For starters, it requires us to admit that race exists, as do racial differences. We are all equal in Christ Jesus, yes, but our fallen world may never see us as truly one. We must work to end racism in any form. Racist institutions must be brought to account. People should recognize the diversity of ethnicities and celebrate it — and them. The media and the justice system must be taught to treat all races with equality and justice. Churches should integrate; truly, we are among the last bastions of accepted segregation. Whites should worship with Blacks, Blacks with Asians, Asians with Latinos, Latinos with Whites . . . you get the picture. This is what eschatological worship will be (Revelation 7:9-11). Shouldn’t we try to bring a bit of heaven to earth?

We should go a step further, too. Whether in church or elsewhere, persons of all races should be free to celebrate who they are, to say, “I am _____, and I ______.” Freedom of expression is beautiful.
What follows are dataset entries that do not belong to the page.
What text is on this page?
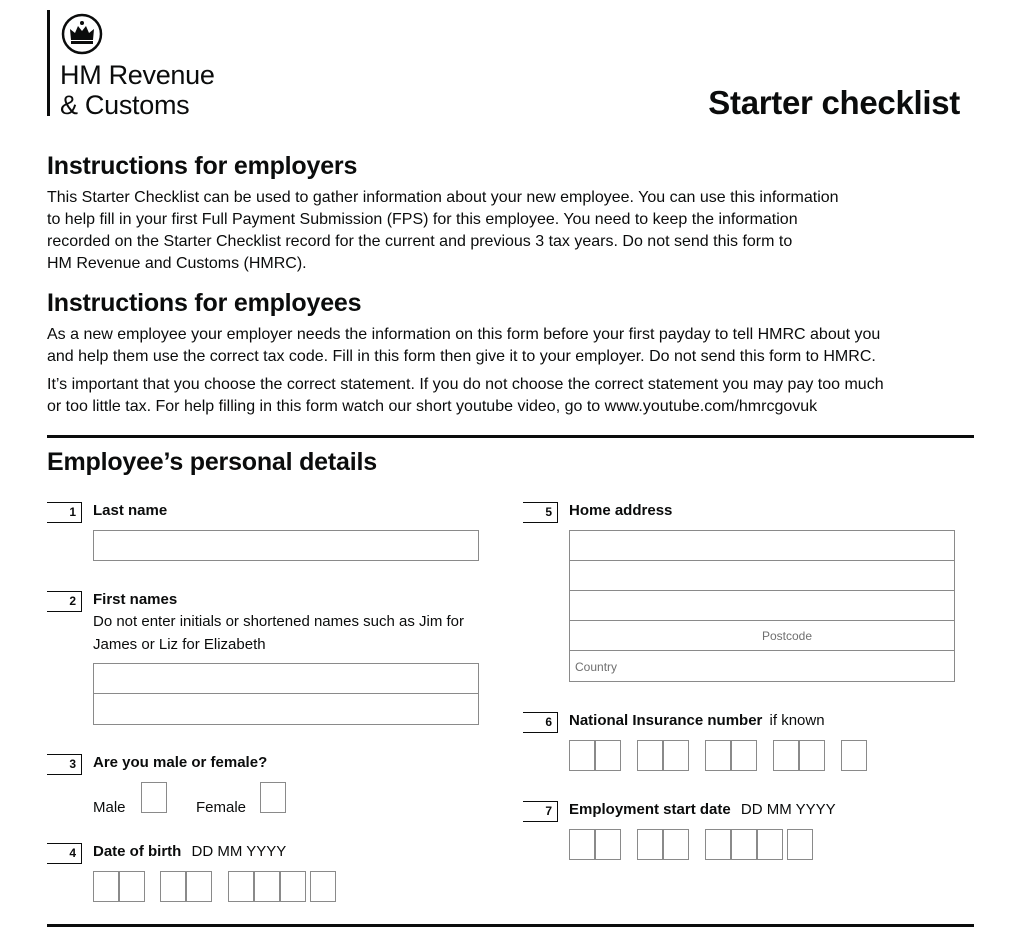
HM Revenue
& Customs	Starter checklist
Instructions for employers
This Starter Checklist can be used to gather information about your new employee. You can use this information
to help fill in your first Full Payment Submission (FPS) for this employee. You need to keep the information
recorded on the Starter Checklist record for the current and previous 3 tax years. Do not send this form to
HM Revenue and Customs (HMRC).
Instructions for employees
As a new employee your employer needs the information on this form before your first payday to tell HMRC about you
and help them use the correct tax code. Fill in this form then give it to your employer. Do not send this form to HMRC.
It’s important that you choose the correct statement. If you do not choose the correct statement you may pay too much
or too little tax. For help filling in this form watch our short youtube video, go to www.youtube.com/hmrcgovuk
Employee’s personal details
1	Last name
2	First names
Do not enter initials or shortened names such as Jim for
James or Liz for Elizabeth
3	Are you male or female?
Male	Female
4	Date of birth DD MM YYYY
5	Home address
Postcode
Country
6	National Insurance number if known
7	Employment start date DD MM YYYY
It can even be godly. So let’s celebrate the wonders of the human race together, taking the gifts offered to each of us by our races and using them in the service of each other and enriching each other’s lives.

To do these things, however, we must back up a step and reclaim a biblical concept so basic it appears in the very first chapter of the Book. Genesis 1:26-27 tells us we are made in the image of God. Each of us, regardless of the color of our skin, bears the image of the divine. We cannot believe others to be less-than or more-than because they don’t look like us — because we all look like God. (The image isn’t physical, but you know what I mean.) All races are comprised of persons who are relational, rational, moral, and commissioned to have dominion over the earth. And if that’s true, then perhaps race is another gift from God, a blessing to be celebrated and enjoyed.

We must learn to love each other. If we don’t, we cannot love God (1 John 4:20). We must end the hatred, the evils of racism. We must work for a world wherein race is seen as a gift, not a curse, a world which sees, yet looks beyond, skin tone and recognizes the image of God in the Other. We can stop racially-motivated violence, regardless of its origin. We can open our hearts to listen and love those who are different than us. Then we can begin healing the broken heart of a broken land.